The House Subcommittee on Water, Power and Oceans hearing is likely a precursor to legislation that would gut federal laws that foster protection of natural resources and habitats nationwide in a system encompassing more than 600,000 square miles of ocean and Great Lakes waters, said Huffman, D-San Rafael, the subcommittee’s ranking minority member.
“They don’t like anything that limits development or energy extraction,” Huffman said, regarding the intent of Republicans who control Congress. “There’s a huge exuberance right now on the Republican side to pass legislation,” he said. “Right now they are firing live ammunition.”
Rep.

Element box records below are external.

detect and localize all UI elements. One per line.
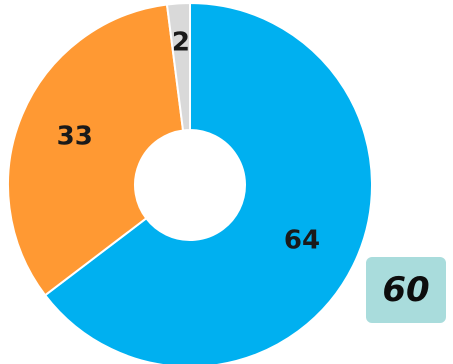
donut-slice-2 (165, 1, 191, 132)
badge-value: 60 (382, 270, 430, 310)
donut-slices (7, 1, 373, 364)
slice-label-0: 64 (284, 226, 320, 256)
donut-slice-1 (7, 3, 185, 297)
value-badge: 60 (366, 257, 446, 323)
donut-labels: 64 33 2 (57, 27, 320, 255)
donut-slice-0 (43, 1, 373, 364)
slice-label-2: 2 (172, 27, 190, 57)
slice-label-1: 33 (57, 122, 93, 152)
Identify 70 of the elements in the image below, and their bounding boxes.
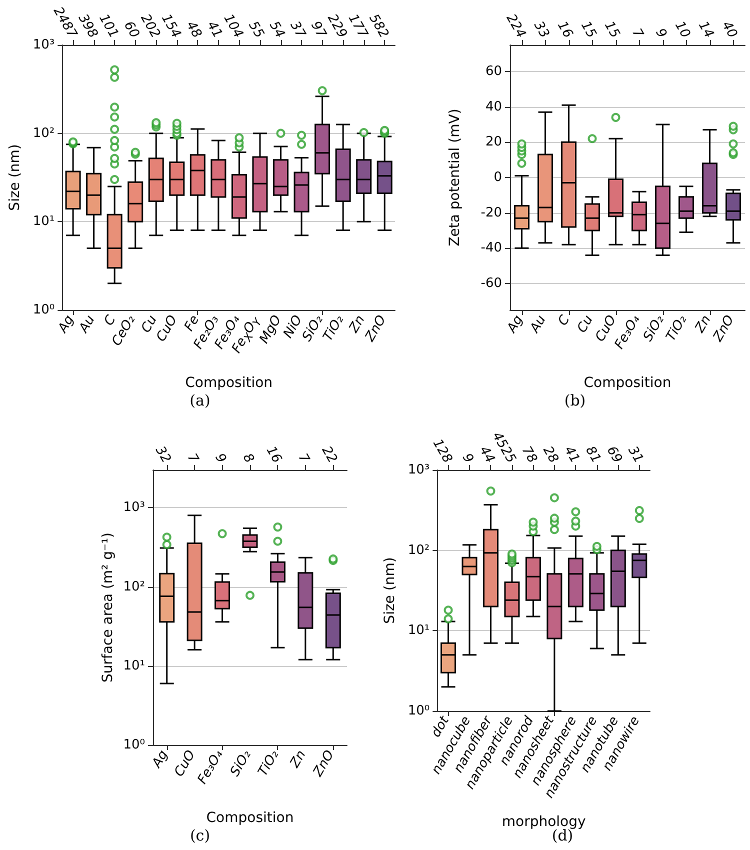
x-tick-label: C [555, 313, 574, 329]
y-tick-label: 10⁰ [123, 738, 145, 752]
text: 224 [502, 12, 528, 41]
y-axis-title: Size (nm) [382, 557, 398, 624]
text: 97 [308, 18, 330, 42]
y-tick-label: 40 [485, 99, 502, 114]
y-tick-label: 10¹ [408, 623, 430, 638]
x-tick-label: Zn [288, 748, 311, 771]
text: (a) [190, 392, 210, 410]
text: 16 [262, 444, 284, 466]
y-tick-label: 10¹ [32, 214, 55, 230]
y-tick-label: 10³ [408, 462, 430, 478]
text: 15 [577, 18, 599, 41]
x-tick-label: C [101, 313, 119, 328]
x-tick-label: Au [76, 313, 99, 336]
text: 54 [266, 18, 288, 41]
y-axis-title: Zeta potential (mV) [447, 108, 463, 246]
text: 78 [518, 444, 540, 466]
text: (c) [190, 826, 210, 844]
y-tick-label: 10⁰ [408, 704, 430, 718]
text: 7 [184, 451, 202, 466]
y-tick-label: 10² [408, 542, 430, 558]
text: 9 [212, 451, 229, 466]
x-axis-title: Composition [584, 375, 672, 391]
y-tick-label: 10³ [123, 500, 145, 516]
text: 14 [694, 18, 716, 41]
text: 7 [628, 26, 646, 42]
text: 28 [540, 444, 561, 466]
y-axis-title: Size (nm) [7, 144, 23, 211]
x-tick-label: Ag [149, 748, 172, 771]
text: 7 [294, 451, 312, 466]
text: 44 [476, 444, 498, 466]
text: 81 [582, 444, 604, 466]
y-tick-label: 60 [485, 64, 502, 79]
x-tick-label: Ag [504, 313, 527, 336]
text: 9 [652, 26, 670, 41]
x-tick-label: Zn [692, 313, 714, 336]
x-axis-title: Composition [185, 375, 273, 391]
text: 15 [600, 18, 622, 41]
text: 9 [458, 451, 476, 466]
x-axis-title: Composition [206, 810, 294, 826]
x-tick-label: Ag [56, 313, 78, 336]
y-tick-label: 20 [485, 134, 502, 150]
text: 22 [318, 444, 340, 466]
text: 31 [624, 444, 646, 466]
text: 55 [245, 18, 266, 41]
text: 40 [718, 18, 740, 41]
text: 8 [239, 451, 256, 466]
text: (b) [564, 392, 586, 410]
y-tick-label: 0 [494, 170, 502, 185]
text: 48 [182, 18, 204, 41]
y-tick-label: 10³ [32, 38, 55, 52]
y-tick-label: -20 [480, 205, 502, 220]
text: 69 [603, 444, 625, 466]
text: 41 [560, 444, 582, 466]
y-tick-label: -40 [480, 240, 502, 256]
x-tick-label: Cu [574, 313, 597, 336]
y-tick-label: 10² [32, 126, 55, 141]
text: 33 [530, 18, 552, 41]
y-tick-label: -60 [480, 276, 502, 291]
y-tick-label: 10² [123, 579, 145, 594]
y-tick-label: 10¹ [123, 658, 145, 674]
text: 37 [286, 18, 308, 42]
text: 32 [152, 444, 174, 466]
text: 10 [671, 18, 693, 41]
x-tick-label: Au [528, 313, 550, 336]
text: 16 [554, 18, 576, 41]
y-tick-label: 10⁰ [32, 302, 55, 318]
text: 41 [204, 18, 225, 41]
y-axis-title: Surface area (m² g⁻¹) [100, 532, 116, 682]
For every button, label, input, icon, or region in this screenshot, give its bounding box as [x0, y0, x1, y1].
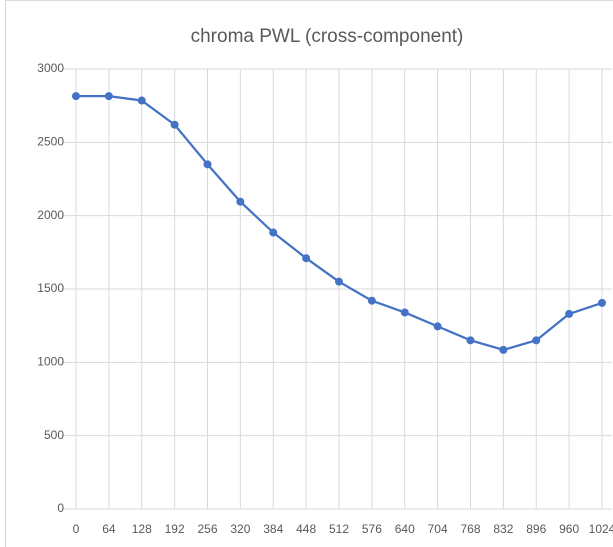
x-tick-label: 832 — [493, 522, 513, 536]
point — [302, 254, 311, 263]
x-tick-label: 384 — [263, 522, 283, 536]
x-tick-label: 448 — [296, 522, 316, 536]
y-tick-label: 500 — [44, 428, 64, 442]
chart-title: chroma PWL (cross-component) — [191, 26, 464, 47]
point — [400, 308, 409, 317]
y-tick-label: 0 — [57, 501, 64, 515]
point — [269, 228, 278, 237]
x-tick-label: 128 — [132, 522, 152, 536]
point — [72, 92, 80, 101]
x-tick-label: 576 — [362, 522, 382, 536]
point — [203, 160, 212, 169]
point — [565, 309, 574, 318]
x-tick-label: 512 — [329, 522, 349, 536]
y-tick-label: 2500 — [37, 135, 64, 149]
y-tick-label: 3000 — [37, 61, 64, 75]
x-tick-label: 256 — [197, 522, 217, 536]
x-tick-label: 192 — [165, 522, 185, 536]
point — [532, 336, 541, 345]
x-tick-label: 640 — [395, 522, 415, 536]
point — [236, 197, 245, 206]
y-tick-label: 1000 — [37, 355, 64, 369]
point — [466, 336, 475, 345]
x-tick-label: 64 — [102, 522, 116, 536]
point — [170, 120, 179, 129]
point — [137, 96, 146, 105]
point — [104, 92, 113, 101]
x-tick-label: 960 — [559, 522, 579, 536]
x-tick-label: 896 — [526, 522, 546, 536]
x-tick-label: 704 — [428, 522, 448, 536]
point — [598, 298, 606, 307]
x-tick-label: 0 — [73, 522, 80, 536]
x-tick-label: 320 — [230, 522, 250, 536]
point — [367, 296, 376, 305]
chart-frame — [5, 0, 613, 547]
point — [433, 322, 442, 331]
x-tick-label: 768 — [460, 522, 480, 536]
y-tick-label: 2000 — [37, 208, 64, 222]
x-tick-label: 1024 — [589, 522, 613, 536]
point — [335, 277, 343, 286]
point — [499, 345, 508, 354]
y-tick-label: 1500 — [37, 281, 64, 295]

Doug Lamborn, a Colorado Republican who chairs the subcommittee, said the hearing will focus on “the real life impacts” of marine monuments and sanctuaries on communities that depend on their natural resources.
“The federal government simply does not know better than the people on land, on the docks or in the water,” Lamborn said in an email. “Our agencies need to work with local officials, industry and all stakeholders as they are the ones that will directly benefit from, or bear the burden of these closed areas.”
The 19-member subcommittee includes 11 Republicans and eight Democrats and overall eight members are from California (three Republicans and five Democrats).
Huffman, a former environmental attorney, said there is nothing to prevent Congress and President Trump from removing properties from the list of sanctuaries or marine monuments.
Two protected zones — the Greater Farallones and Cordell Bank national marine sanctuaries — were more than doubled in 2015 and now cover nearly 4,600 square miles from just outside the mouth of San Francisco Bay to Point Arena in Mendocino County.
A government report last year said visitors to the Greater Farallones sanctuary in 2011 spent $86 million, boosting local businesses and generating more than 1,000 jobs.
A third sanctuary extends south to Cambria in San Luis Obispo County, and another sanctuary surrounds the Channel Islands.
In 2014, Point Arena held a community celebration over the addition of a 1,665-acre shoreline tract to the 1,100-mile California Coastal National Monument, culminating a 2 1/2-year grassroots campaign to protect the lands.
The subcommittee hearing’s title — “Examining the Creation and Management of Marine Monuments and Sanctuaries” — seems innocuous, Huffman said, but “the agenda behind it is a little more direct.”
Republicans have long had their eye on the Antiquities Act of 1906, signed by President Theodore Roosevelt, granting the president broad powers to create national monuments on federal lands, Huffman said.
“But they are walking into a political buzzsaw with this issue,” Huffman said. “There is a broad national constituency for these protections.”
Richard Charter of Bodega Bay, an offshore oil drilling opponent since the 1970s, shares Huffman’s concern over the significance of Wednesday’s hearing.
Protections for the ocean are “now under attack like we’ve never seen before,” he said. “We’re not taking this lightly. This is getting very close to the heart of the North Coast.”